= Thomas E. A. Stowell =

British physician (1885–1970)

Thomas Edmund Alexander Stowell

Thomas Edmund Alexander Stowell CBE, FRCS (1885 – 8 November 1970) was a British physician.

Stowell was educated at St Paul's School, followed by St Thomas' Hospital. From 1910, he took clinical training at St Thomas's Hospital, Grimsby and District Hospital, and the Royal Southern Hospital, Liverpool. He qualified as a Fellow of the Royal College of Surgeons in 1912. In 1927, he gained a Doctorate in Medicine, and in 1954 he received the Diploma in Industrial Health honoris causa from the Worshipful Society of Apothecaries.

Stowell was descended from William Scott, 1st Baron Stowell. In 1913, he married Lillian Elizabeth Wagner. Their son, Eldon Stowell, was also a doctor. Their only daughter died in an accident in 1958.

His clinical appointments included assistant ophthalmic surgeon at St Andrew's Hospital, Bromley-by-Bow, and Battersea General Hospital; surgeon at St Mary's Hospital, Sidcup; honorary surgeon at Northwich Infirmary; senior honorary surgeon and radiologist at the Mid Cheshire Orthopaedic Clinic, Northwich; and consulting surgeon in the Emergency Medical Service.

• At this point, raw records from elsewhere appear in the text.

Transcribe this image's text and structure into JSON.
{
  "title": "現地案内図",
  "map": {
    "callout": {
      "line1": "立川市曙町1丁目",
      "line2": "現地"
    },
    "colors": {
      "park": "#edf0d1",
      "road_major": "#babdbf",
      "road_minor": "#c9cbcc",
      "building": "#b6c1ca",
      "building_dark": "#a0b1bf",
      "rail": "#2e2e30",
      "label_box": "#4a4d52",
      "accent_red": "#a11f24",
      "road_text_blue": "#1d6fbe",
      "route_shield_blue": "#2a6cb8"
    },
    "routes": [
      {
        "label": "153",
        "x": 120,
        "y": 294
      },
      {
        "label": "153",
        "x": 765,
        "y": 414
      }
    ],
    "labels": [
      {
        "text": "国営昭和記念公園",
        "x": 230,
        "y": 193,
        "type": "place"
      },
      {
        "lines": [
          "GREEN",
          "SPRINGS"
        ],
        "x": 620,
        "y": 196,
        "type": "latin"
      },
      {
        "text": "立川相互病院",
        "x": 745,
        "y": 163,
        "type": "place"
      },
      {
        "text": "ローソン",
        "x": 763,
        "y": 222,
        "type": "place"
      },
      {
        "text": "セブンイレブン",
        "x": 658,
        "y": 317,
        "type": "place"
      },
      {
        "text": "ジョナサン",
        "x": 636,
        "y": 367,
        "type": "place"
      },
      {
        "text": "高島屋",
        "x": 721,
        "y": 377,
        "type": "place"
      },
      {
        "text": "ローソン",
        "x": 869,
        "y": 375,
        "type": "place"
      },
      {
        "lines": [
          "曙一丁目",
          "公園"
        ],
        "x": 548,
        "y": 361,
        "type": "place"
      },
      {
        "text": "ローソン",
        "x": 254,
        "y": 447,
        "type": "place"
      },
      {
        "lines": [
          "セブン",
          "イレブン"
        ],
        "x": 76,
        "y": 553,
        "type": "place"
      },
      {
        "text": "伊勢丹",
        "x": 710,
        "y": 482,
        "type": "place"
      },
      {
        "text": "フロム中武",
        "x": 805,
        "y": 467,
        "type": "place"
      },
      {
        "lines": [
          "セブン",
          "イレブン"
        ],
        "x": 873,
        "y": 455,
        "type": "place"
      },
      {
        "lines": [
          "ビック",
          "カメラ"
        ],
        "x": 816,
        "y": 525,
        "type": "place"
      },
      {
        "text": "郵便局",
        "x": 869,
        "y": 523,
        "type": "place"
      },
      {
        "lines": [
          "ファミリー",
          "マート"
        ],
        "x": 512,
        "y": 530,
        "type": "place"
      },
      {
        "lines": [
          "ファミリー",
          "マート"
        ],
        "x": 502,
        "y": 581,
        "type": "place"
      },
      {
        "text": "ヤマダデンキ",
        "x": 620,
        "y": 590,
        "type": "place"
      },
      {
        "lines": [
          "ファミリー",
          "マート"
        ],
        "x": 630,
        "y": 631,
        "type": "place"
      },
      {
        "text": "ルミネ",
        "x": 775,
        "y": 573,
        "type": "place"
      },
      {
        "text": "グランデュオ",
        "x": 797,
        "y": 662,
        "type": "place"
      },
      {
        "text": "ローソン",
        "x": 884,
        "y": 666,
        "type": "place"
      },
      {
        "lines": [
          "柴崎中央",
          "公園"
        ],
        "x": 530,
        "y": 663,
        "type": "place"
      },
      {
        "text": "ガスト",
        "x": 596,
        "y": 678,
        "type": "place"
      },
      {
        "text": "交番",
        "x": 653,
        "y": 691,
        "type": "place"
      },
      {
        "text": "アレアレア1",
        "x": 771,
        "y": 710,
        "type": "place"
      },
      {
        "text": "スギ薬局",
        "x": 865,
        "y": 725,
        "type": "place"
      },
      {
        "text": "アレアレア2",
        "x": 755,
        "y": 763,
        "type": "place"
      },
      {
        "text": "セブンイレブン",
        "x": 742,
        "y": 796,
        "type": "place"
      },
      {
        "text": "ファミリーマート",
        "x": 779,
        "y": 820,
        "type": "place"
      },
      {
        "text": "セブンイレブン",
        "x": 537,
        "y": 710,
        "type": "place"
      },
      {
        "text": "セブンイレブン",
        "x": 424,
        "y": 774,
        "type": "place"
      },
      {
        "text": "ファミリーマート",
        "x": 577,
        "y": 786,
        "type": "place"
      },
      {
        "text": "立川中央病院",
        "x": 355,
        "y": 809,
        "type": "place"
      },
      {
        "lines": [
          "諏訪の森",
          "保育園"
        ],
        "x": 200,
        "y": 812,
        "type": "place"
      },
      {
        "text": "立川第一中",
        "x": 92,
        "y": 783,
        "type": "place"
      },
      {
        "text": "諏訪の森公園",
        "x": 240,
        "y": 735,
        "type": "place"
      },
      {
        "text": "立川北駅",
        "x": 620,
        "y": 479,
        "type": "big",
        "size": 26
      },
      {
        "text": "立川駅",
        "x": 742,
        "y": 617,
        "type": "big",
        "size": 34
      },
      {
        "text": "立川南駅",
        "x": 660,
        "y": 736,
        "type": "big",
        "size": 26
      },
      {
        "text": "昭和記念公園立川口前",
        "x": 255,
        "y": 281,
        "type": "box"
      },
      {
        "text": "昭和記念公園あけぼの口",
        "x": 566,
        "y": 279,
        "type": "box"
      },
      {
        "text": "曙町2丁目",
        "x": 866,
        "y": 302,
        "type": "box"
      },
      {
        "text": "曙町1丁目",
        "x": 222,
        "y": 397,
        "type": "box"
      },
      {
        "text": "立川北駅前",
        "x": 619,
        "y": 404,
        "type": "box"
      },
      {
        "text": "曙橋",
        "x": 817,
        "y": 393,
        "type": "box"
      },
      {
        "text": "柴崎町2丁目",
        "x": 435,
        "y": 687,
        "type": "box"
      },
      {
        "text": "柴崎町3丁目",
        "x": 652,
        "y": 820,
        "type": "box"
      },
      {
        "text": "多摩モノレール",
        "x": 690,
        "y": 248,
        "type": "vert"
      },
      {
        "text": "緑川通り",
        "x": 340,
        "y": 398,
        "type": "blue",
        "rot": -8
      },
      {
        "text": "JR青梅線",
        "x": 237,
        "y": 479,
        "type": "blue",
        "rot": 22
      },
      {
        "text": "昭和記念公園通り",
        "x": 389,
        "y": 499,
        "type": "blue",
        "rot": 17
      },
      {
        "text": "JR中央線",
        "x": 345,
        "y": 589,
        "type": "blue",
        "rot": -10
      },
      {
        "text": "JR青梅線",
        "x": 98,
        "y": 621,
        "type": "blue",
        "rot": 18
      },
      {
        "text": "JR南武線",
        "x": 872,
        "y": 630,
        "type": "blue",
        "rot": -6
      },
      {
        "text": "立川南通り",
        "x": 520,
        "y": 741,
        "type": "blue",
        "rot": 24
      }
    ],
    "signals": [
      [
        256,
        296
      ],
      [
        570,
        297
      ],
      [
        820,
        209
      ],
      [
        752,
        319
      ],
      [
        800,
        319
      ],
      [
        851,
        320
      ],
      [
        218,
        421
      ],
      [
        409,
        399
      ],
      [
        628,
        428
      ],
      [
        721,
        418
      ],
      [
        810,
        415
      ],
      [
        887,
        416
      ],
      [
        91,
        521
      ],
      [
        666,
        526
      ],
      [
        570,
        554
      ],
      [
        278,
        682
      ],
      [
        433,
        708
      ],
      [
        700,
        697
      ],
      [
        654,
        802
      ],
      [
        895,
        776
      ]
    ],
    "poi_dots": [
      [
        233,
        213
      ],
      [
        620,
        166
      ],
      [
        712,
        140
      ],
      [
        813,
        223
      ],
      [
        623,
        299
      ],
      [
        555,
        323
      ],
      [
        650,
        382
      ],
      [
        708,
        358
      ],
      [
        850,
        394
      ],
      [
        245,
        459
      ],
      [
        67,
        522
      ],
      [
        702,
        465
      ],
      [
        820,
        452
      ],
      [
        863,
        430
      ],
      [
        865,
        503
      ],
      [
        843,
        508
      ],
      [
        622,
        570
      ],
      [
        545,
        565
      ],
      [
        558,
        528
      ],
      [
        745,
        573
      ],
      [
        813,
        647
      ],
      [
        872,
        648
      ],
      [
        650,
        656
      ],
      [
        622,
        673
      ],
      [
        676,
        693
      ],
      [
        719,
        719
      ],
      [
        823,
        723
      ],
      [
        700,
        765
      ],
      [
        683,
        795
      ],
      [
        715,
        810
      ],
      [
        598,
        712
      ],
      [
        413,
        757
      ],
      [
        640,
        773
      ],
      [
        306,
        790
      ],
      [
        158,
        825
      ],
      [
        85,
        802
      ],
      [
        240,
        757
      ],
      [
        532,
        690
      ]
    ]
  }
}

He was chief medical officer to Imperial Chemical Industries, traumatic surgeon to Brunner Mond, and a founder of the Association of Industrial Medical Officers (now the Society of Occupational Medicine). He served as chair of the Council of Industrial Medicine, the medical advisory committee of the Industrial Welfare Society, the British Committee of International Congresses on Industrial Health and Safety, and the British Organizing Council for the IX International Council of Industrial Health in London in 1948. For his work in the latter appointment, he was appointed a Commander of the Order of the British Empire in 1949.

Outside of medicine, Stowell entered the public eye just a few days before his death because of an article he had published in the November 1970 issue of The Criminologist. Stowell appeared to indicate that he either possessed or had seen evidence implicating Prince Albert Victor, Duke of Clarence and Avondale, in the notorious "Jack the Ripper" murders eighty years before. During an appearance on the BBC current affairs programme 24 Hours on 2 November, Stowell "seemed to accept tacitly" that the Duke was the Ripper. However, on 5 November 1970 Stowell wrote to The Times newspaper, "I have at no time associated His Royal Highness, the late Duke of Clarence, with the Whitechapel murderer." The letter was published on 9 November, the day after Stowell's own death. The same week, Stowell's son reported that he had burned his father's papers, saying "I read just sufficient to make certain that there was nothing of importance." Stowell's article awakened public interest in the Ripper murders, and the supposed connection of Prince Albert Victor to the murders was later developed by other writers, such as Stephen Knight in Jack the Ripper: The Final Solution.

Stowell's other interests included Freemasonry. He privately published The Centenary History of Cornubian Lodge 450 of Free and Accepted Masons in 1950.

Stowell's obituary in the British Medical Journal described him as "a tall elegant figure, with an intellectual face and sporting a monocle. Naturally witty, he was gifted with a fine sense of humour and a sense of fun. All this considered, and given that he was a splendid raconteur, he made an admirable companion."